IntroductionWe analysed the changes in the susceptibility of Pseudomonas aeruginosa to antimicrobials over an 18-year period (2000-2017) in order to evaluate the adequacy of the antimicrobial therapy against this organism in patients admitted in a tertiary Spanish hospital (excluding the intensive care unit). In addition, the antimicrobial activity was evaluated using pharmacokinetic/pharmacodynamic (PK/PD) criteria as a microbiological surveillance tool. MethodsSusceptibility was studied according to the Clinical and Laboratory Standards Institute breakpoints. Monte Carlo simulations were conducted to calculate the cumulative fraction of response (CFR). Linear regression analysis was applied to determine the trends in susceptibility and in the CFR. ResultsIn 2017, susceptibility rates were: amikacin, penicillins and cephalosporins ≥85%, tobramycin 76%, meropenem 75% and gentamicin, imipenem and fluoroquinolones <70%. PK/PD analyses was able to identify changes in antimicrobial activity not detected by only assessing MICs; meropenem administered in extended infusion attained a CFR >90%, ceftazidime, piperacillin/tazobactam and imipenem provided CFRs between 80-90%, all of them administered at the highest doses.
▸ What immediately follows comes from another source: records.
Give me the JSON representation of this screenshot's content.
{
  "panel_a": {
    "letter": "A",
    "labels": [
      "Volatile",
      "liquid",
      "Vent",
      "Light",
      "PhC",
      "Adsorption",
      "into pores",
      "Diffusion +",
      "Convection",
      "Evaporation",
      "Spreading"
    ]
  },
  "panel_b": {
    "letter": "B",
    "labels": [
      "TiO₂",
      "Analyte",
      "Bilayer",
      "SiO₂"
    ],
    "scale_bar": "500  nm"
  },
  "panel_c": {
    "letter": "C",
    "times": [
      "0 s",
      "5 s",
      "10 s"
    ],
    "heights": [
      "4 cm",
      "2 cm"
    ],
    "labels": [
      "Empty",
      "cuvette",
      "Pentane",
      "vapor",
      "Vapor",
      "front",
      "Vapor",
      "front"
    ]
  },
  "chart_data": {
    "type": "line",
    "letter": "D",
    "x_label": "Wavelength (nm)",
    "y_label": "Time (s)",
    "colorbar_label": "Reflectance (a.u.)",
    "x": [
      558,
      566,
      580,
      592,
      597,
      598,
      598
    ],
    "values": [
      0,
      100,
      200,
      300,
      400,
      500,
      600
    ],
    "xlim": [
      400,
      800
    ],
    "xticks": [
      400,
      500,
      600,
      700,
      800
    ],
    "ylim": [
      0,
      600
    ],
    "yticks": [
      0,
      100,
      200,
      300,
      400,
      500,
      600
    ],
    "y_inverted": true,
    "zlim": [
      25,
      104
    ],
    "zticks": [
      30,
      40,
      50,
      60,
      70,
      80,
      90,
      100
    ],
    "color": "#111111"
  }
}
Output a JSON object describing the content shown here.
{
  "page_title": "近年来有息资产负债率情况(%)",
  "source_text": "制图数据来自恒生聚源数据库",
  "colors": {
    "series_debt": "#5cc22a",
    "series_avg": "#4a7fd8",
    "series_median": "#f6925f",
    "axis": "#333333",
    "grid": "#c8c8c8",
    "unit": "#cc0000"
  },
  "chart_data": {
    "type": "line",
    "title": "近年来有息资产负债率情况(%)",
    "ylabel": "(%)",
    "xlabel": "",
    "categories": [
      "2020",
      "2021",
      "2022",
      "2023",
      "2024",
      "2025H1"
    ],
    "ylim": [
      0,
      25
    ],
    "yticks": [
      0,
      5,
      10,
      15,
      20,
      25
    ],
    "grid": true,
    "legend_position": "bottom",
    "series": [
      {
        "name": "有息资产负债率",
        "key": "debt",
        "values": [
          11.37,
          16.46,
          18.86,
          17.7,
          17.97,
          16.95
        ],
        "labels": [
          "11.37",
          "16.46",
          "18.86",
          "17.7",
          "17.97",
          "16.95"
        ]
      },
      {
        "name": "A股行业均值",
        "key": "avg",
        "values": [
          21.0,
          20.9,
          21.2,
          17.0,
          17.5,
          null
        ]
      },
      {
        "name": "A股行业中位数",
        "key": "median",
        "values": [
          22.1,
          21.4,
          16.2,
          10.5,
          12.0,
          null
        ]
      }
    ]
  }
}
ConclusionsAnalysis of susceptibility and PK/PD modelling, should be considered together to select the most appropriate antimicrobial drug and dosage regimen. Empirical antipseudomonal therapy would vary considerably if both microbiological surveillance tools were considered. In this study, the PK/PD analysis made it possible to preserve the therapeutic value of antimicrobials with low susceptibility rates, such as carbapenems, and the selection of the most effective antimicrobials among those with high rates of susceptibility.